Chase was an American immunologist who discovered cell-mediated immunology. He discovered that white blood cells trigger the immune response in the body when an antigen appears. This led to the discovery of lymphocyte cells and B and T cells.

1981 – Harold Clayton Urey died.

1970 – Max Born died.

Max Born (1882 - 1970)
Max Born (1882 – 1970)

Born was a German physicist who was awarded half the 1954 Nobel Prize in Physics for his statistical treatment of wavefunctions in quantum mechanics. He demonstrated how a wavefunction could be applied using linear algebra to describe values physical properties such as position, energy, and momentum as probabilities. It was a large step towards making quantum mechanics a useful tool for scientists.

1943 – George Washington Carver died.

George Washington Carver
George Washington Carver (1860s – 1943)

Carver was an American chemist and inventor who revolutionized agriculture in the Southern United States. He introduced alternative crops of peanuts and sweet potatoes to farmers who were destroying their soil quality with continuous plantings of cotton or tobacco. In order to make these crops profitable, he invented over a hundred uses of peanuts and sweet potatoes including the invention of peanut butter.
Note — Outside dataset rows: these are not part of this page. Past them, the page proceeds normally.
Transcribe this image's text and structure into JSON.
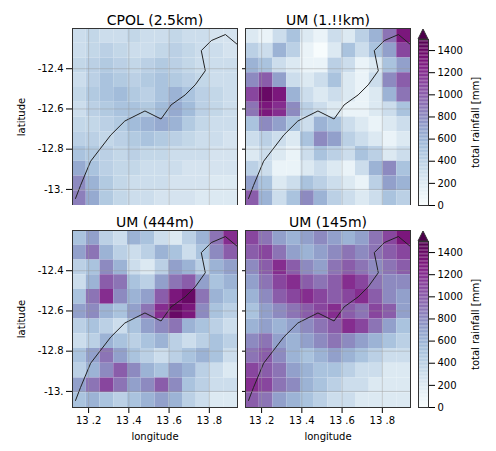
{
  "chart_data": [
    {
      "type": "heatmap",
      "title": "CPOL (2.5km)",
      "color": "bupu",
      "grid": true,
      "tick_labels": "y",
      "ylabel": "latitude",
      "xlim": [
        130.12,
        130.94
      ],
      "xticks": [
        {
          "value": 130.2,
          "label": "13 .2"
        },
        {
          "value": 130.4,
          "label": "13 .4"
        },
        {
          "value": 130.6,
          "label": "13 .6"
        },
        {
          "value": 130.8,
          "label": "13 .8"
        }
      ],
      "ylim": [
        -13.08,
        -12.2
      ],
      "yticks": [
        -12.4,
        -12.6,
        -12.8,
        {
          "value": -13,
          "label": "-13."
        }
      ],
      "cells": [
        [
          300,
          350,
          300,
          300,
          350,
          300,
          300,
          350,
          300,
          300,
          250,
          250
        ],
        [
          300,
          350,
          400,
          350,
          300,
          300,
          350,
          400,
          350,
          300,
          300,
          250
        ],
        [
          350,
          400,
          450,
          400,
          350,
          400,
          450,
          400,
          350,
          300,
          300,
          300
        ],
        [
          300,
          400,
          500,
          450,
          400,
          450,
          500,
          450,
          400,
          350,
          300,
          300
        ],
        [
          350,
          450,
          500,
          550,
          450,
          400,
          500,
          600,
          500,
          400,
          350,
          300
        ],
        [
          300,
          400,
          450,
          500,
          500,
          450,
          550,
          650,
          550,
          400,
          350,
          300
        ],
        [
          350,
          350,
          400,
          450,
          550,
          600,
          650,
          600,
          450,
          350,
          300,
          300
        ],
        [
          400,
          400,
          350,
          400,
          450,
          500,
          450,
          400,
          350,
          300,
          300,
          250
        ],
        [
          500,
          450,
          400,
          350,
          400,
          350,
          350,
          300,
          300,
          300,
          250,
          250
        ],
        [
          650,
          500,
          400,
          350,
          350,
          300,
          300,
          300,
          250,
          250,
          250,
          250
        ],
        [
          800,
          600,
          450,
          350,
          300,
          300,
          300,
          250,
          250,
          250,
          200,
          200
        ],
        [
          850,
          650,
          450,
          350,
          300,
          300,
          250,
          250,
          250,
          200,
          200,
          200
        ]
      ],
      "coastline": [
        [
          130.135,
          -13.045
        ],
        [
          130.16,
          -12.98
        ],
        [
          130.21,
          -12.86
        ],
        [
          130.31,
          -12.73
        ],
        [
          130.38,
          -12.66
        ],
        [
          130.48,
          -12.61
        ],
        [
          130.56,
          -12.65
        ],
        [
          130.61,
          -12.58
        ],
        [
          130.68,
          -12.53
        ],
        [
          130.73,
          -12.48
        ],
        [
          130.78,
          -12.41
        ],
        [
          130.76,
          -12.31
        ],
        [
          130.81,
          -12.26
        ],
        [
          130.88,
          -12.23
        ],
        [
          130.94,
          -12.28
        ]
      ]
    },
    {
      "type": "heatmap",
      "title": "UM (1.!!km)",
      "color": "bupu",
      "grid": true,
      "tick_labels": false,
      "xlim": [
        130.12,
        130.94
      ],
      "xticks": [
        {
          "value": 130.2,
          "label": "13 .2"
        },
        {
          "value": 130.4,
          "label": "13 .4"
        },
        {
          "value": 130.6,
          "label": "13 .6"
        },
        {
          "value": 130.8,
          "label": "13 .8"
        }
      ],
      "ylim": [
        -13.08,
        -12.2
      ],
      "yticks": [
        -12.4,
        -12.6,
        -12.8,
        {
          "value": -13,
          "label": "-13."
        }
      ],
      "cells": [
        [
          200,
          100,
          300,
          500,
          200,
          100,
          300,
          200,
          400,
          600,
          900,
          1300
        ],
        [
          400,
          300,
          600,
          400,
          100,
          0,
          200,
          500,
          300,
          500,
          700,
          1100
        ],
        [
          600,
          500,
          300,
          200,
          100,
          100,
          400,
          300,
          100,
          200,
          500,
          700
        ],
        [
          800,
          1000,
          700,
          300,
          200,
          300,
          500,
          200,
          100,
          300,
          800,
          1000
        ],
        [
          1100,
          1400,
          1300,
          600,
          300,
          200,
          300,
          200,
          100,
          200,
          600,
          900
        ],
        [
          900,
          1300,
          1200,
          800,
          400,
          300,
          200,
          100,
          100,
          200,
          300,
          500
        ],
        [
          500,
          800,
          700,
          500,
          300,
          600,
          500,
          300,
          200,
          100,
          200,
          300
        ],
        [
          300,
          400,
          300,
          200,
          500,
          800,
          700,
          400,
          300,
          200,
          100,
          200
        ],
        [
          200,
          300,
          200,
          100,
          300,
          500,
          400,
          300,
          500,
          400,
          200,
          300
        ],
        [
          400,
          300,
          100,
          100,
          200,
          300,
          200,
          100,
          300,
          600,
          800,
          500
        ],
        [
          700,
          500,
          200,
          300,
          500,
          400,
          300,
          200,
          100,
          400,
          700,
          600
        ],
        [
          1000,
          600,
          300,
          500,
          800,
          600,
          400,
          300,
          200,
          300,
          500,
          400
        ]
      ],
      "coastline": [
        [
          130.135,
          -13.045
        ],
        [
          130.16,
          -12.98
        ],
        [
          130.21,
          -12.86
        ],
        [
          130.31,
          -12.73
        ],
        [
          130.38,
          -12.66
        ],
        [
          130.48,
          -12.61
        ],
        [
          130.56,
          -12.65
        ],
        [
          130.61,
          -12.58
        ],
        [
          130.68,
          -12.53
        ],
        [
          130.73,
          -12.48
        ],
        [
          130.78,
          -12.41
        ],
        [
          130.76,
          -12.31
        ],
        [
          130.81,
          -12.26
        ],
        [
          130.88,
          -12.23
        ],
        [
          130.94,
          -12.28
        ]
      ],
      "colorbar": {
        "label": "total rainfall [mm]",
        "range": [
          0,
          1500
        ],
        "ticks": [
          0,
          200,
          400,
          600,
          800,
          1000,
          1200,
          1400
        ]
      }
    },
    {
      "type": "heatmap",
      "title": "UM (444m)",
      "color": "bupu",
      "grid": true,
      "tick_labels": true,
      "xlabel": "longitude",
      "ylabel": "latitude",
      "xlim": [
        130.12,
        130.94
      ],
      "xticks": [
        {
          "value": 130.2,
          "label": "13 .2"
        },
        {
          "value": 130.4,
          "label": "13 .4"
        },
        {
          "value": 130.6,
          "label": "13 .6"
        },
        {
          "value": 130.8,
          "label": "13 .8"
        }
      ],
      "ylim": [
        -13.08,
        -12.2
      ],
      "yticks": [
        -12.4,
        -12.6,
        -12.8,
        {
          "value": -13,
          "label": "-13."
        }
      ],
      "cells": [
        [
          500,
          700,
          400,
          300,
          600,
          500,
          300,
          200,
          400,
          600,
          900,
          1200
        ],
        [
          700,
          900,
          600,
          400,
          300,
          400,
          600,
          500,
          300,
          500,
          800,
          1000
        ],
        [
          400,
          500,
          800,
          600,
          300,
          200,
          400,
          700,
          600,
          400,
          600,
          700
        ],
        [
          300,
          600,
          1000,
          900,
          500,
          400,
          700,
          900,
          1000,
          700,
          500,
          600
        ],
        [
          500,
          900,
          1200,
          800,
          600,
          700,
          1000,
          1300,
          1400,
          900,
          600,
          500
        ],
        [
          700,
          800,
          600,
          500,
          700,
          900,
          1200,
          1400,
          1300,
          800,
          500,
          400
        ],
        [
          400,
          500,
          400,
          300,
          500,
          700,
          800,
          900,
          600,
          500,
          400,
          300
        ],
        [
          300,
          400,
          600,
          500,
          400,
          500,
          600,
          400,
          300,
          400,
          500,
          400
        ],
        [
          500,
          700,
          900,
          700,
          500,
          400,
          300,
          400,
          500,
          600,
          500,
          300
        ],
        [
          400,
          600,
          800,
          1000,
          800,
          600,
          500,
          700,
          600,
          400,
          300,
          200
        ],
        [
          700,
          900,
          1100,
          900,
          700,
          800,
          1000,
          800,
          500,
          400,
          300,
          300
        ],
        [
          500,
          600,
          500,
          400,
          500,
          600,
          700,
          600,
          400,
          300,
          200,
          200
        ]
      ],
      "coastline": [
        [
          130.135,
          -13.045
        ],
        [
          130.16,
          -12.98
        ],
        [
          130.21,
          -12.86
        ],
        [
          130.31,
          -12.73
        ],
        [
          130.38,
          -12.66
        ],
        [
          130.48,
          -12.61
        ],
        [
          130.56,
          -12.65
        ],
        [
          130.61,
          -12.58
        ],
        [
          130.68,
          -12.53
        ],
        [
          130.73,
          -12.48
        ],
        [
          130.78,
          -12.41
        ],
        [
          130.76,
          -12.31
        ],
        [
          130.81,
          -12.26
        ],
        [
          130.88,
          -12.23
        ],
        [
          130.94,
          -12.28
        ]
      ]
    },
    {
      "type": "heatmap",
      "title": "UM (145m)",
      "color": "bupu",
      "grid": true,
      "tick_labels": "x",
      "xlabel": "longitude",
      "xlim": [
        130.12,
        130.94
      ],
      "xticks": [
        {
          "value": 130.2,
          "label": "13 .2"
        },
        {
          "value": 130.4,
          "label": "13 .4"
        },
        {
          "value": 130.6,
          "label": "13 .6"
        },
        {
          "value": 130.8,
          "label": "13 .8"
        }
      ],
      "ylim": [
        -13.08,
        -12.2
      ],
      "yticks": [
        -12.4,
        -12.6,
        -12.8,
        {
          "value": -13,
          "label": "-13."
        }
      ],
      "cells": [
        [
          1100,
          900,
          700,
          600,
          700,
          800,
          700,
          600,
          700,
          900,
          1100,
          1300
        ],
        [
          1000,
          1100,
          900,
          700,
          600,
          700,
          800,
          900,
          800,
          900,
          1000,
          1100
        ],
        [
          800,
          1000,
          1200,
          1000,
          800,
          700,
          900,
          1000,
          900,
          800,
          900,
          1000
        ],
        [
          700,
          900,
          1100,
          1200,
          1000,
          900,
          1000,
          1200,
          1100,
          900,
          800,
          800
        ],
        [
          600,
          800,
          1000,
          1100,
          1200,
          1100,
          1000,
          1100,
          1200,
          1000,
          800,
          700
        ],
        [
          500,
          700,
          800,
          900,
          1000,
          1100,
          1200,
          1000,
          900,
          1100,
          1000,
          700
        ],
        [
          600,
          700,
          600,
          700,
          800,
          900,
          1000,
          1200,
          1100,
          900,
          700,
          500
        ],
        [
          800,
          900,
          700,
          600,
          700,
          800,
          900,
          800,
          700,
          600,
          500,
          400
        ],
        [
          900,
          1000,
          800,
          600,
          500,
          600,
          700,
          600,
          500,
          400,
          300,
          300
        ],
        [
          1100,
          1000,
          900,
          700,
          600,
          500,
          500,
          400,
          300,
          300,
          200,
          200
        ],
        [
          1200,
          1100,
          900,
          800,
          600,
          500,
          400,
          300,
          300,
          200,
          200,
          200
        ],
        [
          1000,
          900,
          700,
          600,
          500,
          400,
          300,
          300,
          200,
          200,
          200,
          200
        ]
      ],
      "coastline": [
        [
          130.135,
          -13.045
        ],
        [
          130.16,
          -12.98
        ],
        [
          130.21,
          -12.86
        ],
        [
          130.31,
          -12.73
        ],
        [
          130.38,
          -12.66
        ],
        [
          130.48,
          -12.61
        ],
        [
          130.56,
          -12.65
        ],
        [
          130.61,
          -12.58
        ],
        [
          130.68,
          -12.53
        ],
        [
          130.73,
          -12.48
        ],
        [
          130.78,
          -12.41
        ],
        [
          130.76,
          -12.31
        ],
        [
          130.81,
          -12.26
        ],
        [
          130.88,
          -12.23
        ],
        [
          130.94,
          -12.28
        ]
      ],
      "colorbar": {
        "label": "total rainfall [mm]",
        "range": [
          0,
          1500
        ],
        "ticks": [
          0,
          200,
          400,
          600,
          800,
          1000,
          1200,
          1400
        ]
      }
    }
  ]
}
1874 – Joseph Erlanger was born.

Joseph Erlanger
Joseph Erlanger (1874 – 1965)
Nobel Foundation

Erlanger was an American physiologist who shares the 1944 Nobel Prize in Medicine with Herbert Spencer Gasser for their research into the action potentials in nerve fibers. Action potentials are self-generating electrochemical pulse that allow nerve cells to transmit a signal over a distance. They discovered there were different fibers in nerves that had three different fibers that would conduct the potential from a stimulus at different rates. This led to the theory that one type of fiber conducts pain signals and others conduct motor control signals.

1624 – Simon Marius died.

Simon Marius
Simon Marius (1573 – 1625)

Marius was a German astronomer who was one of the first to use a telescope. He had a dispute with Galileo for priority of the discovery of Jupiter’s four largest moons. He did not receive the credit, but his names: Io, Europa, Calisto, and Ganymede are still used today. He also recorded observations of the ‘nebula’ Andromeda noting it got brighter in the center than the edges. Today, we know Andromeda is a nearby galaxy.